Less than 24 hours after testifying before the House Intelligence Committee that she's told "white lies" for Donald Trump, Hope Hicks will resign from her role as White House Communications Director, The New York Times was first to report. The 29-year-old joined Trump's presidential campaign in 2016 without any previous political experience. Hicks reportedly had been thinking about leaving for several months and told colleagues she had done what she could do in a role that made her "one of the most powerful people in Washington, and that there would never be a perfect moment to leave," according to White House aides. Hicks hasn't announced what she will be doing next or when her last day will be. She did say she had "no words" to express her appreciation to Trump.

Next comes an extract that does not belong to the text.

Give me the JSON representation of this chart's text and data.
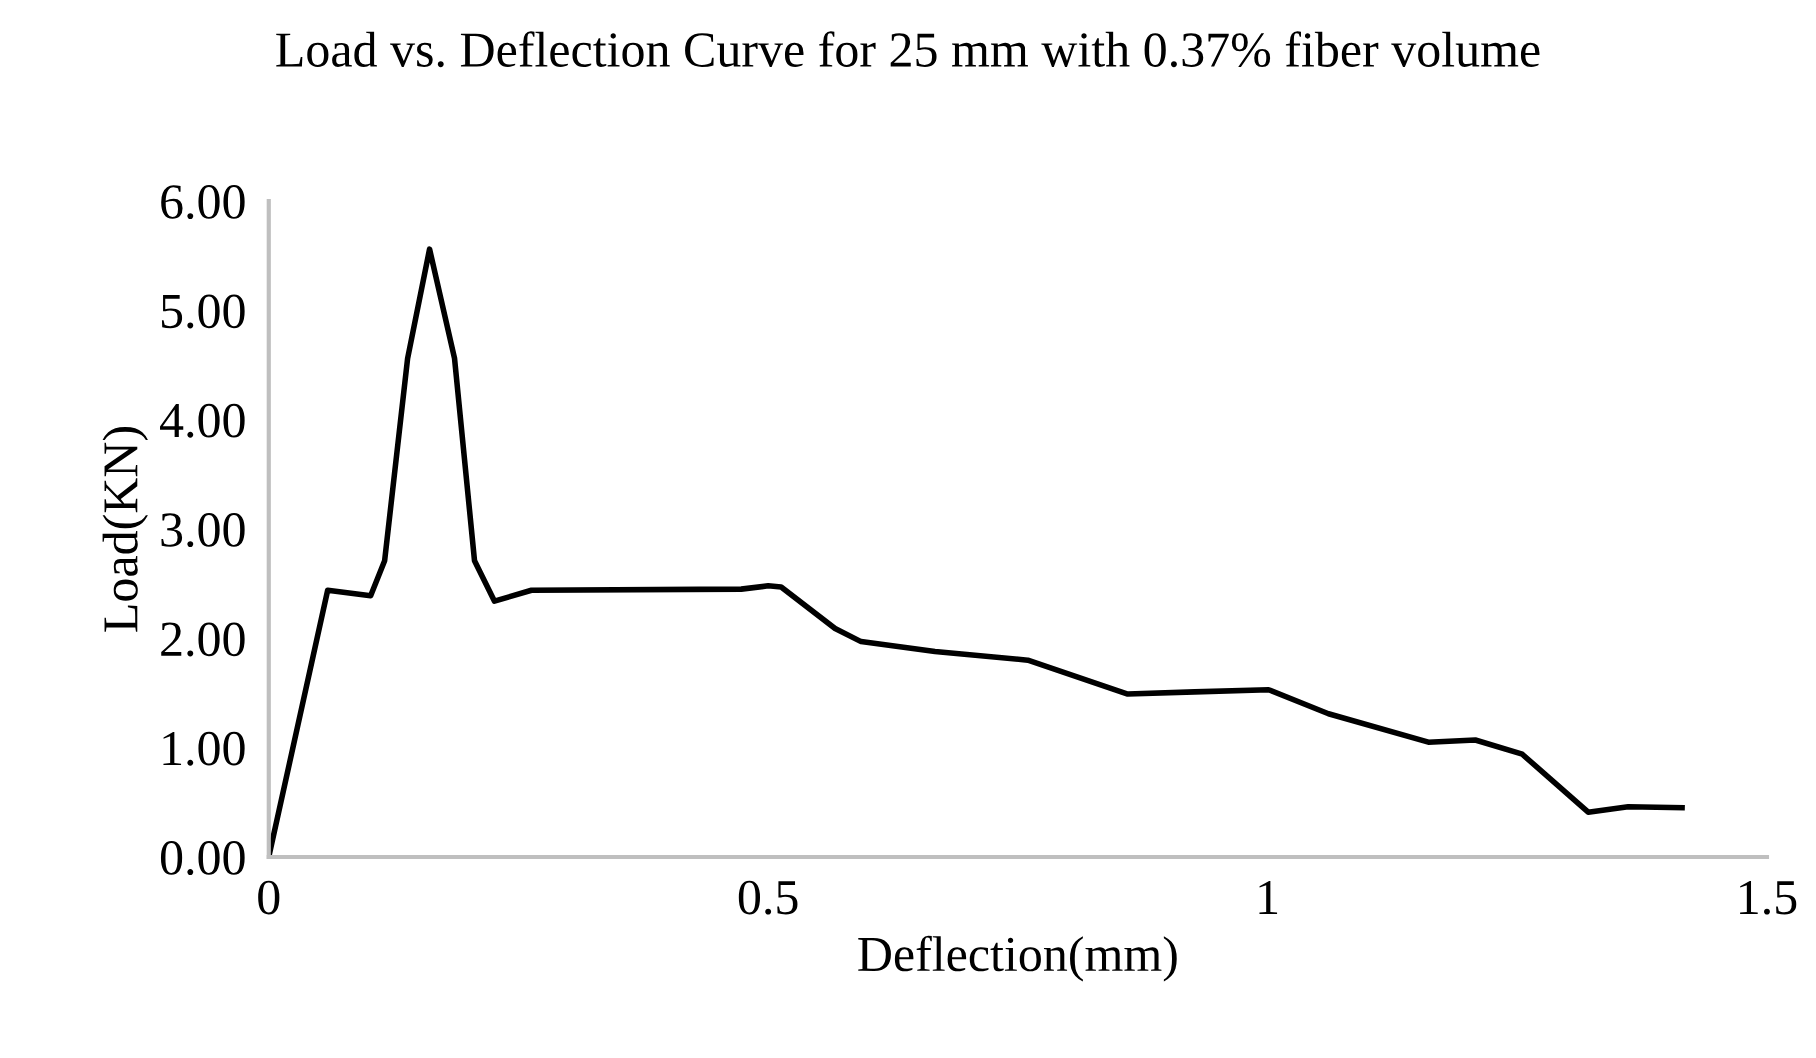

"Hope is outstanding and has done great work for the last three years," Trump said in a statement. "She is as smart and thoughtful as they come, a truly great person. I will miss having her by my side, but when she approached me about pursuing other opportunities, I totally understood. I am sure we will work together again in the future."

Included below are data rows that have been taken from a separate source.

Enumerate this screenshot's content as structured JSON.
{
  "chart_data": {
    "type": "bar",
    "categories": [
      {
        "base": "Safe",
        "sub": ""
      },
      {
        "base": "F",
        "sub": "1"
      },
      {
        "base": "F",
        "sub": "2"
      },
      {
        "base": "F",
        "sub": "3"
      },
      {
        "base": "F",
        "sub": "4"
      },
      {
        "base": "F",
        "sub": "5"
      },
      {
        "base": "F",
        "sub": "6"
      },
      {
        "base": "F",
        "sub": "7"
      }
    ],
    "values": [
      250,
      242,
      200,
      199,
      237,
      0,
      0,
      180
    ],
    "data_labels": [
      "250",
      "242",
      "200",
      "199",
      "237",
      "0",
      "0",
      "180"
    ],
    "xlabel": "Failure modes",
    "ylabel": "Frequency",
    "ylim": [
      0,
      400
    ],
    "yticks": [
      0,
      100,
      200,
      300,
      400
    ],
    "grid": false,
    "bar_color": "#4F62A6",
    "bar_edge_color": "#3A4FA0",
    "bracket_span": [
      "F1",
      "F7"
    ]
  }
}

During her time as communications director, Hick never sat down for an interview or stood at the White House briefing room podium. She kept a very low profile during her tenure. "I quickly realised what so many have learned about Hope: She is strategic, poised and wise beyond her years," John F. Kelly, the White House chief of staff, said. "She became a trusted adviser and counselor, and did a tremendous job overseeing the communications for the president's agenda including the passage of historic tax reform. She has served her country with great distinction. To say that she will be missed is an understatement."